I suddenly remember what Nala told me about her brother years ago. She explained that Chris categorized people and treated them based on whether he deemed them worthy or not.

He doesn't bother to treat people he doesn't trust kindly. Not caring if they dislike or fear him. Those he deems trustworthy though, he’d go to the ends of the earth for them; perhaps beyond.

I fell into the untrustworthy category. “I guess I wasn't deemed worthy enough for your respect,” I say.

He winces and meets my eyes. Surprisingly, his eyes are full of remorse. “I'm sorry. I shouldn't have treated you that way. You were just a child, and I, being an adult, should have known better.”

He runs his hand through his hair, and I find myself thinking about doing the same to it. Wondering if it would be slick and smooth in my hands if I do so.

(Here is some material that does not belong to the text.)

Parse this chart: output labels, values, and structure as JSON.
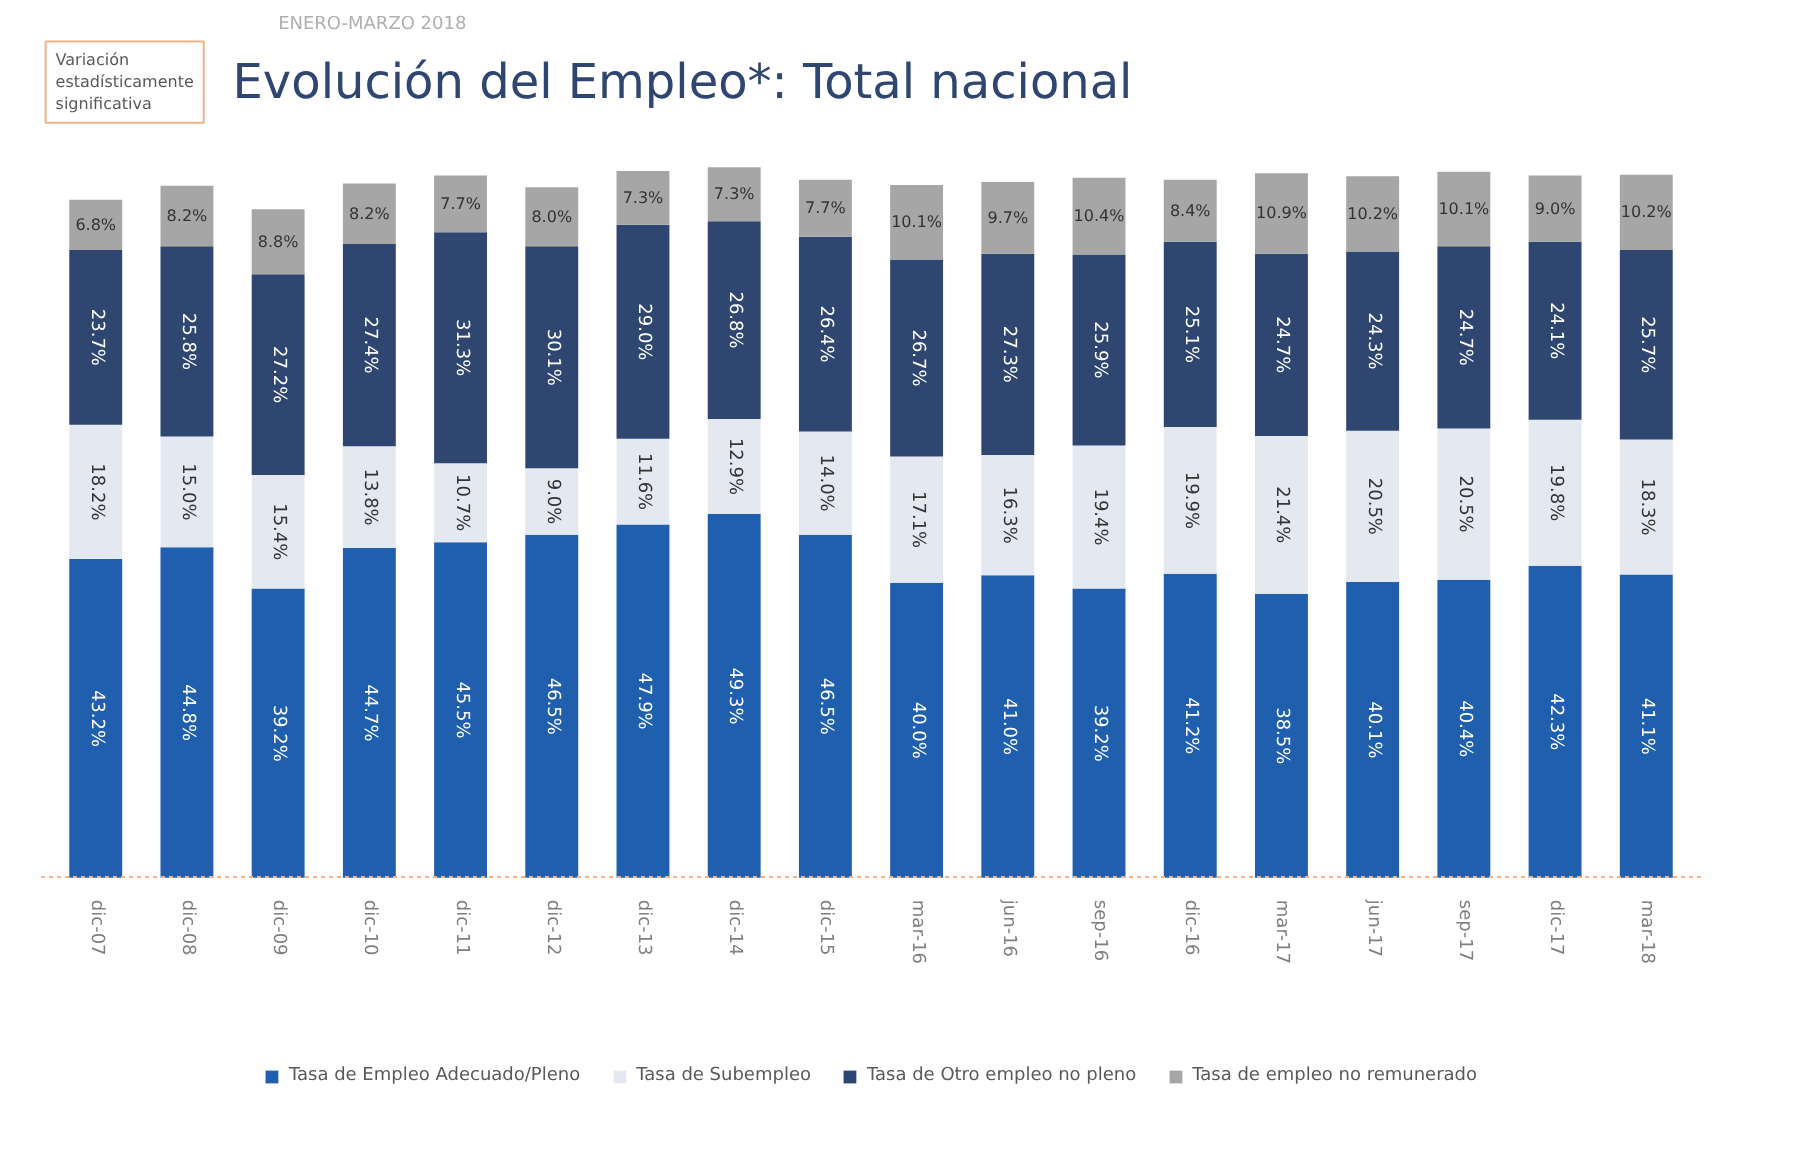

He lets out a bitter chuckle. “I was so silly and foolish. I thought everyone was out to get something from us. I thought you were friends with Nala out of selfish interests. I even had you followed.”

My eyes widen a little in surprise. “You had me followed?”

He nods, and his eyes become tinged with something I can’t entirely read. “I was that paranoid. You weren't the only one. And even after not seeing anything to question, I still treated you like shit.” He bites down on his lower lip. “And for that, I'm sorry. I'm sorry for everything I did to you. I know an apology won't fix anything or take back the hurtful words and things I did to you. But I will keep trying to earn your forgiveness no matter how long it takes.”

I hold my breath, my heart thundering in my chest. I have always prepared myself for any unforeseen circumstances. But I'm not prepared for this. I didn't see this coming. I don't even know how to react.

His usual poker face that makes him look grumpy and unapproachable is gone. Because right now, I see so much more. His vulnerability is so open and so clear.